Anesthetist gave woman morphine without her consent – Health and Disability Commissioner
The Deputy Commissioner for Health and Disability discovered that an anesthetist had administered morphine to a woman without her consent. Photo/NZME.
An anesthesiologist has been criticized for giving a woman morphine without her consent.
“It is unacceptable that the anesthesiologist did not discuss with the woman the possibility of a morphine trial during the operation, nor obtain her consent to this,” said the Deputy Commissioner for Health and Disability , Deborah James.

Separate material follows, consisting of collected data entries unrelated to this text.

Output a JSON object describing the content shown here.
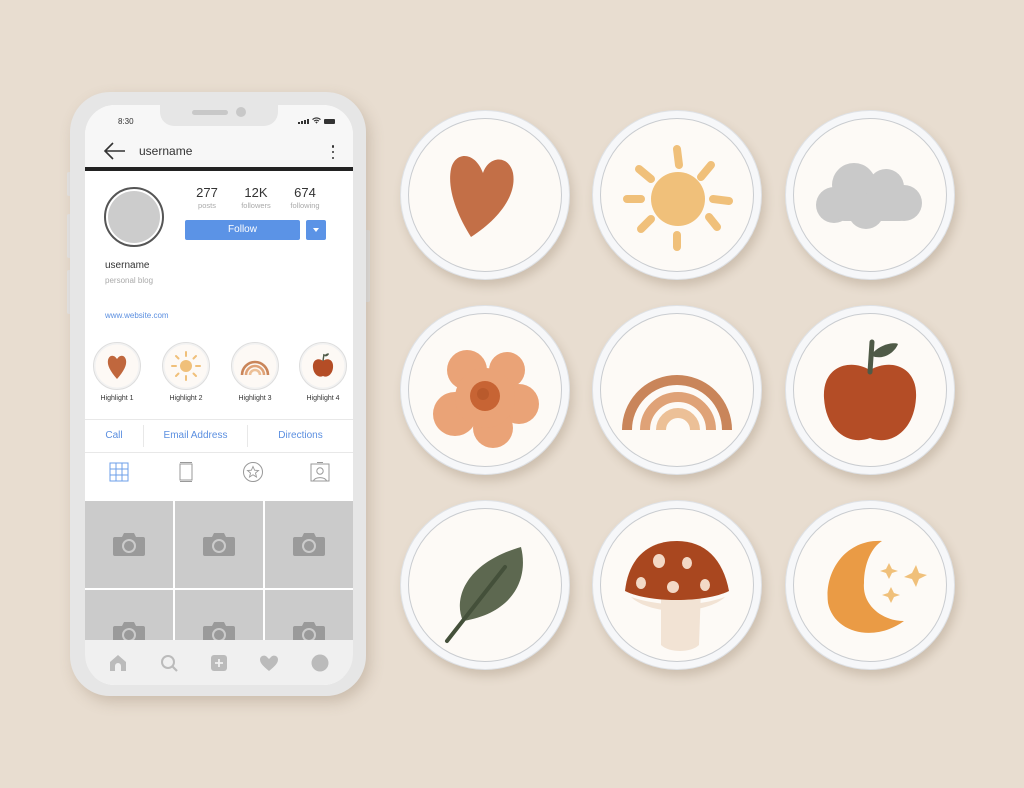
{
  "phone": {
    "status_bar": {
      "time": "8:30",
      "icons": [
        "signal-icon",
        "wifi-icon",
        "battery-icon"
      ]
    },
    "nav": {
      "back_icon": "arrow-left-icon",
      "title": "username",
      "menu_icon": "more-vertical-icon"
    },
    "profile": {
      "stats": [
        {
          "value": "277",
          "label": "posts"
        },
        {
          "value": "12K",
          "label": "followers"
        },
        {
          "value": "674",
          "label": "following"
        }
      ],
      "follow_label": "Follow",
      "name": "username",
      "bio": "personal blog",
      "website": "www.website.com"
    },
    "highlights": [
      {
        "label": "Highlight 1",
        "icon": "heart-icon"
      },
      {
        "label": "Highlight 2",
        "icon": "sun-icon"
      },
      {
        "label": "Highlight 3",
        "icon": "rainbow-icon"
      },
      {
        "label": "Highlight 4",
        "icon": "apple-icon"
      }
    ],
    "contact_buttons": [
      "Call",
      "Email Address",
      "Directions"
    ],
    "tabs": [
      {
        "icon": "grid-icon",
        "active": true
      },
      {
        "icon": "feed-icon",
        "active": false
      },
      {
        "icon": "star-icon",
        "active": false
      },
      {
        "icon": "tagged-user-icon",
        "active": false
      }
    ],
    "post_placeholders": 6,
    "bottom_nav": [
      "home-icon",
      "search-icon",
      "add-post-icon",
      "heart-icon",
      "profile-icon"
    ]
  },
  "highlight_covers": [
    {
      "name": "heart",
      "colors": [
        "#c0673d"
      ]
    },
    {
      "name": "sun",
      "colors": [
        "#f0c07a"
      ]
    },
    {
      "name": "cloud",
      "colors": [
        "#c9c9c9"
      ]
    },
    {
      "name": "flower",
      "colors": [
        "#eaa377",
        "#c76434"
      ]
    },
    {
      "name": "rainbow",
      "colors": [
        "#c9855a",
        "#dfa277",
        "#ecc097"
      ]
    },
    {
      "name": "apple",
      "colors": [
        "#b44d26",
        "#4f5a47"
      ]
    },
    {
      "name": "leaf",
      "colors": [
        "#5d6850"
      ]
    },
    {
      "name": "mushroom",
      "colors": [
        "#a9471f",
        "#f2e3d4"
      ]
    },
    {
      "name": "moon",
      "colors": [
        "#ea9b45",
        "#f0c07a"
      ]
    }
  ],
  "colors": {
    "background": "#e8ddd0",
    "accent": "#5b93e6",
    "link": "#5b8fe0"
  }
}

James concluded that the anesthetist breached the Health Services Consumers and Disabilities Code of Rights.
She said it was particularly important given that the woman had previously expressed concerns about the drug.
“The woman was particularly vulnerable, as she was under anesthesia. I criticize the actions of the anesthesiologist for giving the woman morphine when she had not consented to the lawsuit,” James said.
Before the operation, the woman told the anesthesiologist and Te Whatu Ora about her concerns about the morphine.
There was documented evidence of the patient’s past adverse reactions to morphine in clinical notes, as well as on her medical emergency bracelet.
The woman said the morphine could slow her heart rate to an abnormally low rate.
However, the anesthetist gave the woman 3 mg of morphine.
He thought it would help control his pain after surgery. He also believed that the small dose and constant monitoring would allow him to determine if it was a safe drug for women.
The woman never gave her consent to the anesthetist to do so, which James says needs to be in writing.
If general anesthesia is administered, the Code of Rights for Consumers of Health and Disability Services states that consent must be given in writing as a protective measure.
After the operation, the woman was told that she had been given morphine.
James found that Te Whatu Ora did not violate the Code, as the errors that occurred did not indicate broader systems issues and appropriate policies had been in place.
However, James said Te Whatu Ora staff could have done more to advocate for the woman to prevent the use of morphine without her consent.
She recommended that the anesthetist undertake further education and training on informed consent and report to the Health and Disability Commissioner at the end of the training.
She also recommended that Te Whatu Ora use an anonymized version of this case for the education of its staff.
James said the process for pre-op checks could be streamlined and steps would be taken to ensure staff can advocate for patients in theater when and as needed.